BANDA DELLA MAGLIANA - E tra sport e vita pubblica, tra Montecitorio e Olimpico c'erano altri legami, con una Roma meno lusinghiera. La Roma di criminalità, mafia e Banda della Magliana. E' noto il suo rapporto con Enrico Nicoletti, cassiere dell'organizzazione criminale, che nel 2010 ha confermato in un'intervista rilascita a Report di conoscere e "aver visto diverse volte" il Divo definendolo "persona a postissimo". L'unico politico a cui forse il boss doveva qualcosa.

Sui presunti rapporti di Andreotti con i membri della banda testimoniò anche Sabrina Minardi, ex moglie del calciatore Bruno Giordano e amante di Renato De Pedis, che rese testimonianze sulla scomparsa di Emanuela Orlandi nel 1983. “Io andai anche a cena a casa di Andreotti, con Renato. – raccontava la donna - Ovviamente davanti a me non parlavano... due volte ci sono andata... Renato ricercato... La macchina della scorta sotto casa di Andreotti della polizia... Renato ricercato, siamo andati su... eh... accoglienza al massimo... c’era pure la signora... la moglie... una donnetta caruccia ... ovviamente davanti non parlavano di niente”.
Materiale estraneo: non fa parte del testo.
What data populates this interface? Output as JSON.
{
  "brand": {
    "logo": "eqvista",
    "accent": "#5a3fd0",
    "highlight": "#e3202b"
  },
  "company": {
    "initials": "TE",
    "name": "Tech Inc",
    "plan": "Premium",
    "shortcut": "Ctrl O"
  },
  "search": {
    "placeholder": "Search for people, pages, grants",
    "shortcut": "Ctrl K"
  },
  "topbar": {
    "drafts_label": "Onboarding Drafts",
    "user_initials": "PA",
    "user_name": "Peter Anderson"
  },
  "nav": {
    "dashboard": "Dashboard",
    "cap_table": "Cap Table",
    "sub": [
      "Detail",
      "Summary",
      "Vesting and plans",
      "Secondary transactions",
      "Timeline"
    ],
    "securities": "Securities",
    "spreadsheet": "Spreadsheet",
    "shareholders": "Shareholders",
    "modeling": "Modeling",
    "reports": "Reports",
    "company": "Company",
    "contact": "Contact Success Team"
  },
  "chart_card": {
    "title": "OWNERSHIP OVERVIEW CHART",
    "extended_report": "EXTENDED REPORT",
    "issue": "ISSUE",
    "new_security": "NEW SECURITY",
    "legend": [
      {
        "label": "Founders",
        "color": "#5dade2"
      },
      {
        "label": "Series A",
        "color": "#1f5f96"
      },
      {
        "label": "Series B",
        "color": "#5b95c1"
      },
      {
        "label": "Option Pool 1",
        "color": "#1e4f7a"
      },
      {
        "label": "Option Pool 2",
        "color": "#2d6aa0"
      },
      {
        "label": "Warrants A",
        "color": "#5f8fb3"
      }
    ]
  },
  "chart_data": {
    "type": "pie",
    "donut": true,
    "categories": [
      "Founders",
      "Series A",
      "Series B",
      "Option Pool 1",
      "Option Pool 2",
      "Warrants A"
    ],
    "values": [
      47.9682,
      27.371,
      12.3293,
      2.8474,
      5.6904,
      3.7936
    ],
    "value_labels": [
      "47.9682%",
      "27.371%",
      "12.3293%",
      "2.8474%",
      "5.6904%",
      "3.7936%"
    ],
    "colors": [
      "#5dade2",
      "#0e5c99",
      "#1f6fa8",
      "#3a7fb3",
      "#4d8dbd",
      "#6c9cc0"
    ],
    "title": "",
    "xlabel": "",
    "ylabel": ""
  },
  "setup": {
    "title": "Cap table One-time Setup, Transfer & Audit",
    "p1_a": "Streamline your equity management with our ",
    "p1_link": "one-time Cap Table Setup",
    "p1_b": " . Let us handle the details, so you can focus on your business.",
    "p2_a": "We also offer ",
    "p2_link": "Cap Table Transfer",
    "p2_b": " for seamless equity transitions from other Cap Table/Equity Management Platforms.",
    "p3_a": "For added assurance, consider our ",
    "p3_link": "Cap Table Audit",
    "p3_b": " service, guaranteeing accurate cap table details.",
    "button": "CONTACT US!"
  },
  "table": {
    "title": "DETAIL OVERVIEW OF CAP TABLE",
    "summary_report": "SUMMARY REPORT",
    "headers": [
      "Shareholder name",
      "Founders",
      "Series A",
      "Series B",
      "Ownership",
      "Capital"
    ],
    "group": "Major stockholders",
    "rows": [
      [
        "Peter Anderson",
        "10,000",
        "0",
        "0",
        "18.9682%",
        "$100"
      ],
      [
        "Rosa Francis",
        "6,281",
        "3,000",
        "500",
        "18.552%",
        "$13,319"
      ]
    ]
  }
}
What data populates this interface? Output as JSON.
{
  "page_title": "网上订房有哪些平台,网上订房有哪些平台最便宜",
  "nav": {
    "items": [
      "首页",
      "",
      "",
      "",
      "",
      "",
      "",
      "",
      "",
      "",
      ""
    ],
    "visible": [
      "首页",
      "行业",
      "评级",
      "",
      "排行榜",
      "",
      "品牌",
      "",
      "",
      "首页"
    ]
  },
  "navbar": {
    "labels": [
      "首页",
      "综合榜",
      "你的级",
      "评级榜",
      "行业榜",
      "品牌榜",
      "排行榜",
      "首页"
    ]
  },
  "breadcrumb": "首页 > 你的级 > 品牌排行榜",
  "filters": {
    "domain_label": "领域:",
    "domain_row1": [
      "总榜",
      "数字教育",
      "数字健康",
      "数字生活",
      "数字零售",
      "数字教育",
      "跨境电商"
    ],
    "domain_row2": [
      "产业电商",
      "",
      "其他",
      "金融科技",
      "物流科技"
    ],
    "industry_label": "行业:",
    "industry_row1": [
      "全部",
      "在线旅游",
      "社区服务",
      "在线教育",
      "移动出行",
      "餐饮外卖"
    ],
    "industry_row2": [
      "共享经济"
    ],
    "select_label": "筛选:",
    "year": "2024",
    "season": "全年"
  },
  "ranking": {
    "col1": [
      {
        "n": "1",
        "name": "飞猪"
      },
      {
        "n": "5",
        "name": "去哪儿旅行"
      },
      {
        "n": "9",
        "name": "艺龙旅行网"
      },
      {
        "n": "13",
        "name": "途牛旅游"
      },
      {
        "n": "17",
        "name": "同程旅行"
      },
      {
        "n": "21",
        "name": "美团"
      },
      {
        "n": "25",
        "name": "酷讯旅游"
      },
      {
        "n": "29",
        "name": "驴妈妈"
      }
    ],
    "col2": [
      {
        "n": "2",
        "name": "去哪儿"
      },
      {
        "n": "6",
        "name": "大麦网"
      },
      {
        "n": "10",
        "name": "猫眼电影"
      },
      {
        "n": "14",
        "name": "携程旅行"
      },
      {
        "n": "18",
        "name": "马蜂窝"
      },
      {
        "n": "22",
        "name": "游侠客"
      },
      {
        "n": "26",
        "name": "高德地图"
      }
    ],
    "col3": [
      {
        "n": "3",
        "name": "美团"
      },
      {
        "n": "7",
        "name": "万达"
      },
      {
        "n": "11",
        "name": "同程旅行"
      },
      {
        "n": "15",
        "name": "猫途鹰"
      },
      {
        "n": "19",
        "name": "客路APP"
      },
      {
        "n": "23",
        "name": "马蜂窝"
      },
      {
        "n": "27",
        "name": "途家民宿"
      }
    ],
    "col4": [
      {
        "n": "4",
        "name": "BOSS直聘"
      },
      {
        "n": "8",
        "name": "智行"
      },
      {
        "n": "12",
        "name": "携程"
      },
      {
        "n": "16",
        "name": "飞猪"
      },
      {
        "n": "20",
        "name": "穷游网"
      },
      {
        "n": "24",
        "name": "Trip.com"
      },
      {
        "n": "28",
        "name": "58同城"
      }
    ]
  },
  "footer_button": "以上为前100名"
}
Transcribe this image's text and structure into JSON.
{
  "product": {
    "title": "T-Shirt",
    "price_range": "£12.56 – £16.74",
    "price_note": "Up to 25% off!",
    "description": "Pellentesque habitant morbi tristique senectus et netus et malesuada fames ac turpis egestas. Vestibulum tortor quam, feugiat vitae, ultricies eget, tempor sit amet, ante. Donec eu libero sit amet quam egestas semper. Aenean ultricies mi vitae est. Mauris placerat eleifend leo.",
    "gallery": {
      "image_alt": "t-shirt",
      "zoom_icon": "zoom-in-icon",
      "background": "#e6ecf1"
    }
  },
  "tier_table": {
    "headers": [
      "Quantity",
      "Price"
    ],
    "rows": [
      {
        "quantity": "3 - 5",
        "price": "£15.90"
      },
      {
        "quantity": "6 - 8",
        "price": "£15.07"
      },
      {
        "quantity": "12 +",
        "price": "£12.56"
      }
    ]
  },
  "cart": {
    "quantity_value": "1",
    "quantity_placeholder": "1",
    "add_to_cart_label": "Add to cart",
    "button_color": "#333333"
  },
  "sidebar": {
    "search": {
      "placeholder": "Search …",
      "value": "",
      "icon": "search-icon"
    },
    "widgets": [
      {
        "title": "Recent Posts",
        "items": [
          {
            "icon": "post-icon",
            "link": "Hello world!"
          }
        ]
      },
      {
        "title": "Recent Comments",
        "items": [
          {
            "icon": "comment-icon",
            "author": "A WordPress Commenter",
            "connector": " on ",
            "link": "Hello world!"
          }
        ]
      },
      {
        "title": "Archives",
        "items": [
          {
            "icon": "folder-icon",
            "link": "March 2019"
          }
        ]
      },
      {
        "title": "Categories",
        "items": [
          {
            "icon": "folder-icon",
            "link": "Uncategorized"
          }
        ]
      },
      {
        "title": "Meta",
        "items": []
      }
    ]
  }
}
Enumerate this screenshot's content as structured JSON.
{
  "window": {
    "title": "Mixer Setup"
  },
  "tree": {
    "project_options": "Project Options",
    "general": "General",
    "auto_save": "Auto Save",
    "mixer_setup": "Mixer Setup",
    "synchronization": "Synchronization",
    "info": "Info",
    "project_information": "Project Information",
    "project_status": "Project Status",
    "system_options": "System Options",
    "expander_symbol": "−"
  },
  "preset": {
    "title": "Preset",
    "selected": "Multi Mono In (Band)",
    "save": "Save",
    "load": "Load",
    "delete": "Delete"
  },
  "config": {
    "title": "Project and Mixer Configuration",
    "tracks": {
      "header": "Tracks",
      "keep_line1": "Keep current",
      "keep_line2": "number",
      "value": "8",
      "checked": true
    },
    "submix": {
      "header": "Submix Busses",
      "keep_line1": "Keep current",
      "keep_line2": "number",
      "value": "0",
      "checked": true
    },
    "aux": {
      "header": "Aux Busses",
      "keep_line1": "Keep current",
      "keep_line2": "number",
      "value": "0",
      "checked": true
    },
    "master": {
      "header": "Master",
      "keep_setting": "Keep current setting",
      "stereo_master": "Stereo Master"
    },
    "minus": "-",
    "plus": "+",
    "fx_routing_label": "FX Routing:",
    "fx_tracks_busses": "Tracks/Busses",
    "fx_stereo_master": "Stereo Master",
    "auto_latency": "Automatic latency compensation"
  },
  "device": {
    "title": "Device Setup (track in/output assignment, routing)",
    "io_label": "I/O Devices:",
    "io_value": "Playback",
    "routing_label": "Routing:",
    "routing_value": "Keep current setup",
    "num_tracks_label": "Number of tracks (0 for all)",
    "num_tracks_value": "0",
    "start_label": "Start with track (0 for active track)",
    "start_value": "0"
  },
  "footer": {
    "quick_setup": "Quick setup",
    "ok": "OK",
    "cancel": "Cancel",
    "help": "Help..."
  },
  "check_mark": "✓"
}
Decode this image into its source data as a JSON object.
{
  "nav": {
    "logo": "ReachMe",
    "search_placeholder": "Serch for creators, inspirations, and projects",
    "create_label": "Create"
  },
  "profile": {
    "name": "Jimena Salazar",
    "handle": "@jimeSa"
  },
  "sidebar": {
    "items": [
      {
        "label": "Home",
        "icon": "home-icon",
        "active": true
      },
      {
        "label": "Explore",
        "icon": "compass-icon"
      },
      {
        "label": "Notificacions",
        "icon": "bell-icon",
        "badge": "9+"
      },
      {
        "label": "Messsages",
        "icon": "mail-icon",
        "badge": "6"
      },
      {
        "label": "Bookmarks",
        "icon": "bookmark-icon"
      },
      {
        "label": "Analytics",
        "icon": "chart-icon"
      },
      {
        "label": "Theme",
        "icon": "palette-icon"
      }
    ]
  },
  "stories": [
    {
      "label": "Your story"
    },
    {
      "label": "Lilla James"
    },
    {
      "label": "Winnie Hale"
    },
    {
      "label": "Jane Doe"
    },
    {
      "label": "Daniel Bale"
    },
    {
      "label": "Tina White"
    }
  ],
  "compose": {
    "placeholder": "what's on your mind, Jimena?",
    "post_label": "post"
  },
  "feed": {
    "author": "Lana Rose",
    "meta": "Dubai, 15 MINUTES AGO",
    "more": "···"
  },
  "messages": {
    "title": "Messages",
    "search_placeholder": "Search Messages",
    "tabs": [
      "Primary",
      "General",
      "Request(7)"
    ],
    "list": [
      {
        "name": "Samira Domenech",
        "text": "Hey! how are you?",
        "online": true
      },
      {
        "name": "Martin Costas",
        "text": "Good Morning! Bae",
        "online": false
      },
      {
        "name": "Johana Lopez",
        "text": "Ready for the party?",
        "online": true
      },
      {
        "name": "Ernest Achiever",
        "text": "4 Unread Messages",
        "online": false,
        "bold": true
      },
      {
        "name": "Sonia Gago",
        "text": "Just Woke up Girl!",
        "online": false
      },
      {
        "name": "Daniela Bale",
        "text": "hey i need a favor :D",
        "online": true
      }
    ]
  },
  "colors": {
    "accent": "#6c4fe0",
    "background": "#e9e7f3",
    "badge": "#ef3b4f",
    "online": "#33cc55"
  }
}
LA GENS GIULIA - Rapporti al confine tra affari e politica, senza disinteresse e senza limpidezza, come ogni buon "homo andreottianus" comandava. La lotta politica, nella prima repubblica, non era tanto tra partiti, quanto tra correnti. E la "gens Giulia", gruppo di uomini legati al sistema di potere di Andreotti, era temuta e rispettata dentro e fuori la democrazia cristiana.

Grazie ai suoi seguaci, politici in primo luogo, ma anche manager pubblici, banchieri, uomini d'affari, Andreotti ha costruito e difeso una cittadella che ha resistito negli anni agli assalti dei nemici e che si è arresa solo all'uragano giudiziario che travolse tutto il partito. Si trattava di un gruppo di vassalli, ciascuno con un suo feudo ben difeso, costruito a suon di tessere, che nella Dc degli anni d'oro erano il cemento con cui edificare le fondamenta del potere. Pronti a rendere omaggio al loro signore, ma anche, all'occorrenza, a farsi la guerra l'uno con l'altro. Un legame del tipo "a Frà, che te serve?", frase "cult" dell'intera Tangentopoli, pronunciata dal costruttore Gaetano Caltagirone, grande supporter della corrente.